The units of other players need some more traffic since the player must not know the unit's path in advance. It must only know that it is moving along a certain edge at a certain speed. This is handled with so called unit sightings. A unit sighting is a small data structure that is created when a player starts seeing a unit of another player. The player is informed about the unit's type, location, speed, carried item, health and whatever. An ID is created for the unit sighting. This sighting is then updated and eventually destroyed when the unit moves out of the player's view.

When the sighted unit starts walking along the next edge, the player needs an update. Suppose that such an update can be squeezed into 24 bit (1 bit indicating that the packet is a unit sighting update, 18 bit ID (which unit sighting it is about, 3 bit new walking direction). (The client can infer the walking speed since it knows the game rules, unit type, slope, terrain, and such.) Suppose that it takes on average a second for a unit to walk an edge. Then it takes 24 bit/s to maintain a unit sighting. A very high number of unit sightings, say 2^17 (= 131 072) would need 3 Mbit/s to maintain. This speed is already possible for many people today and will be common when we have a working implementation ready for them to play.

Note that most of the units that a player sees will be his own units, which do not require such regular updates.

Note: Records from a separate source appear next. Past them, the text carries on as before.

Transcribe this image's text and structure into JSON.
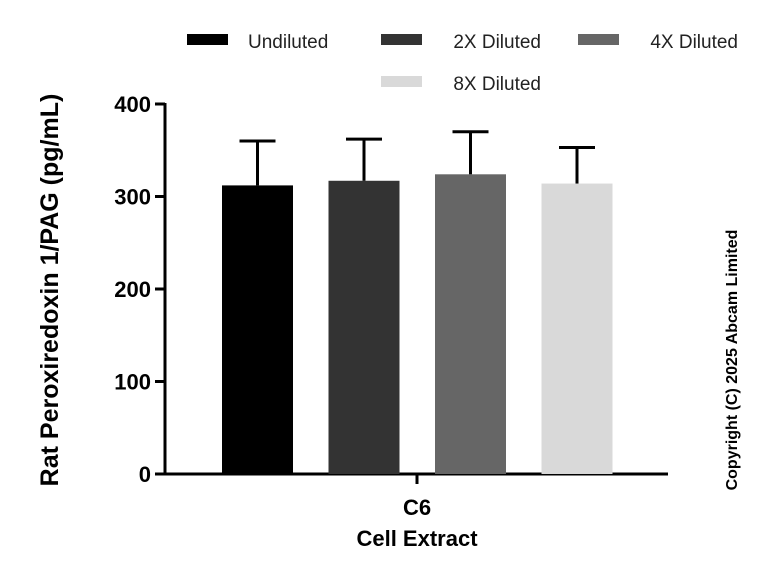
{
  "chart_data": {
    "type": "bar",
    "categories": [
      "C6"
    ],
    "xlabel": "Cell Extract",
    "ylabel": "Rat Peroxiredoxin 1/PAG (pg/mL)",
    "ylim": [
      0,
      400
    ],
    "yticks": [
      0,
      100,
      200,
      300,
      400
    ],
    "grid": false,
    "legend_position": "top",
    "series": [
      {
        "name": "Undiluted",
        "values": [
          312
        ],
        "error": [
          48
        ],
        "color": "#000000"
      },
      {
        "name": "2X Diluted",
        "values": [
          317
        ],
        "error": [
          45
        ],
        "color": "#333333"
      },
      {
        "name": "4X Diluted",
        "values": [
          324
        ],
        "error": [
          46
        ],
        "color": "#666666"
      },
      {
        "name": "8X Diluted",
        "values": [
          314
        ],
        "error": [
          39
        ],
        "color": "#d9d9d9"
      }
    ]
  },
  "copyright": "Copyright (C) 2025 Abcam Limited"
}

So according to this calculation, it would be possible to implement and use a client/server design with a reasonable network traffic. The worst-case traffic to a client would be 3Mbit (when he sees 131 072 enemy units, a very high number that will not actually be reached in the foreseeable future).

In this example calculation, the network protocol is designed so that the packet that is estimated to be bandwidth-critical will be as small as possible. It will only have 1 bit of packet type signature. If that bit is 1, it is a unit sighting packet. If the bit is 0, it is another kind of packet. Then the following bits determines which kind. So less common packet types will have longer signatures. Examples of other packet types are unit sighting health change, and unit sighting appearance (when it walks into the player's active vision). Note that no packet is needed when a unit sighting disappears. The client knows when this happens, since it know the extent of the player's vision and where the unit is going. So both client and server deallocate the unit sighting when it walks out of active vision.